The paper suggests that the key issue in evaluating the prospects for a successful Transition in Afghanistan is not whether a successful transition is possible, but rather whether some form of meaningful transition is probable – two very different concepts. Anthony H. Cordesman argues that a modest form of strategic success is still possible, but that it is too soon to know whether it is probable. Moreover, there are many areas where the current level of planning, analysis, and action combine to sharply reduce the chances for success.
The analysis concludes that any meaningful form of success depends on the following nine conditions:
- The level of real-world military progress the US, the International Security Assistance Force (ISAF), and the Afghan National Security Forces (ANSF) have made against the insurgents to date, and can make through 2014.
- The progress the ANSF make in assuming responsibility for Afghan security between 2012 and 2014, and then sustain after that date with only US and ISAF advisors, far more limited aid funding, and a small US military presence designed to deal with key terrorist threats.
- The extent to which the key insurgent factions – Taliban, Haqqani, Hekmatyar, and Uzbek – either choose to keep fighting and wait out the withdrawal of most US and ISAF forces, or accept some form of peace negotiation based on an end to violence and the legitimacy of the Afghan central government.
- The degree to which the Afghan civil government becomes effective enough to win public support, and provide enough services to win popular support as outside military and aid programs are sharply reduced.
- The extent to which there will be enough foreign aid to help Afghanistan through a period of massive cuts in outside aid and military spending.
- The degree to which a new election between 2013 and 2014, and other changes in Afghan politics, establish a new post-withdrawal balance of power between the non-Pashtun north, various Pashtun elements, and areas under Taliban/Haqqani/Hekmatyar influence and control to create a reasonable level of stability.
- The extent to which Pakistan and other neighboring states accept the creation of a “new” Afghanistan, and the degree to which they do not actively undermine its stability.
- The quality of US-Afghan relations – and whether the US Congress and public see Afghanistan as friendly enough, making enough progress, and valuable enough – for them to support a prolonged transition.
- The degree to which US strategic interests continue to focus on Afghanistan as being key to checking terrorist threats to the US, its allies, and its interests versus evolving threats from Al Qa’ida and other Islamist extremist groups in other countries and regions.
An examination of progress in each of these areas concludes that the Afghan government, the US and its allies, and aid donors have not made enough collective progress to ensure even a modest level of success in Transition by the end of 2014. If the Afghan government, the US and its allies, and aid donors are to succeed, major improvements must take place in the depth and quality of planning and analysis, as well as in the transparency, credibility, and integrity of reporting within the US government, allied governments, ISAF, and international institutions.
The Afghan government presents similar challenges.

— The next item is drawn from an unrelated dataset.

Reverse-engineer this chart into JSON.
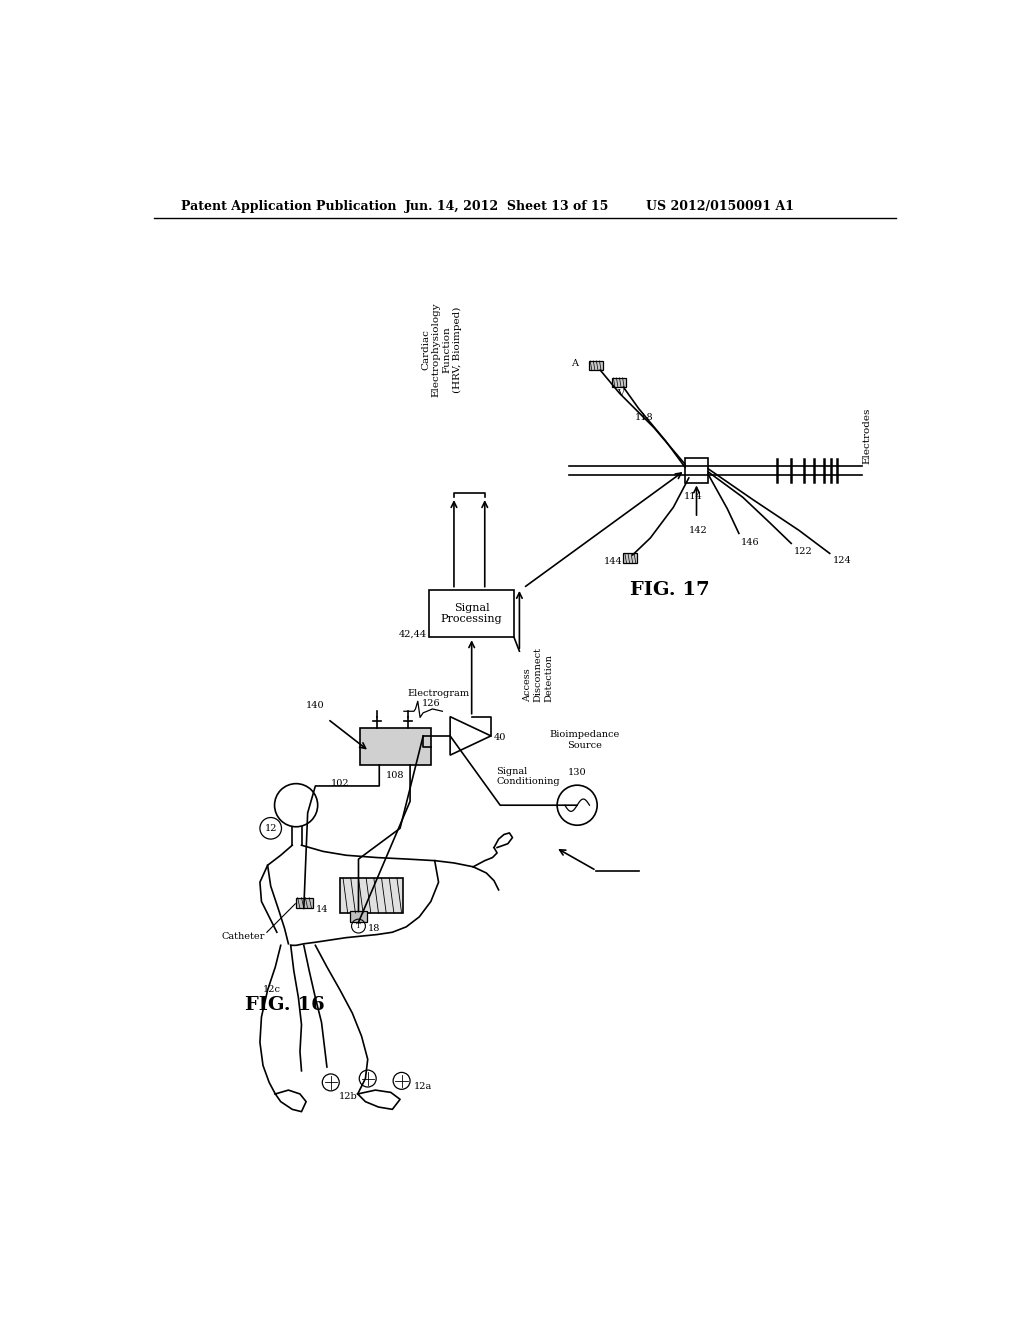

It continues to pledge reforms in dealing with corruption, the control of funds, security issues, and the use of aid without making the progress that is necessary. It too exaggerates success and progress. More importantly, it is far from clear that the Afghan government can manage the transition to taking real responsibility for its own security, or increase its ability to absorb even a reduced level of outside funding and aid with integrity and competence. Furthermore, the true amount of foreign aid that will be available to Afghanistan after 2014 remains unclear.
Correcting this situation cannot guarantee a successful transition. The political, security, and economic circumstances within Afghanistan are too unstable. Insurgent sanctuaries in Pakistan and that country’s conduct create major challenges. Moreover, today’s plans and pledges may still not be implemented at a time when the war is steadily more unpopular among aid donors and ISAF members, both of which face serious domestic problems and growing strategic demands in other areas. Even a modest form of mid-term success may remain a high-risk proposition.
The analysis does conclude that there are a number of areas where more transparency, better planning, and a more realistic approach to Transition could make a critical difference, and sharply increase the probability of success. There is, however, very little time in which to make these changes and to put Transition on a path where there is a realistic examination of options available, leading to action.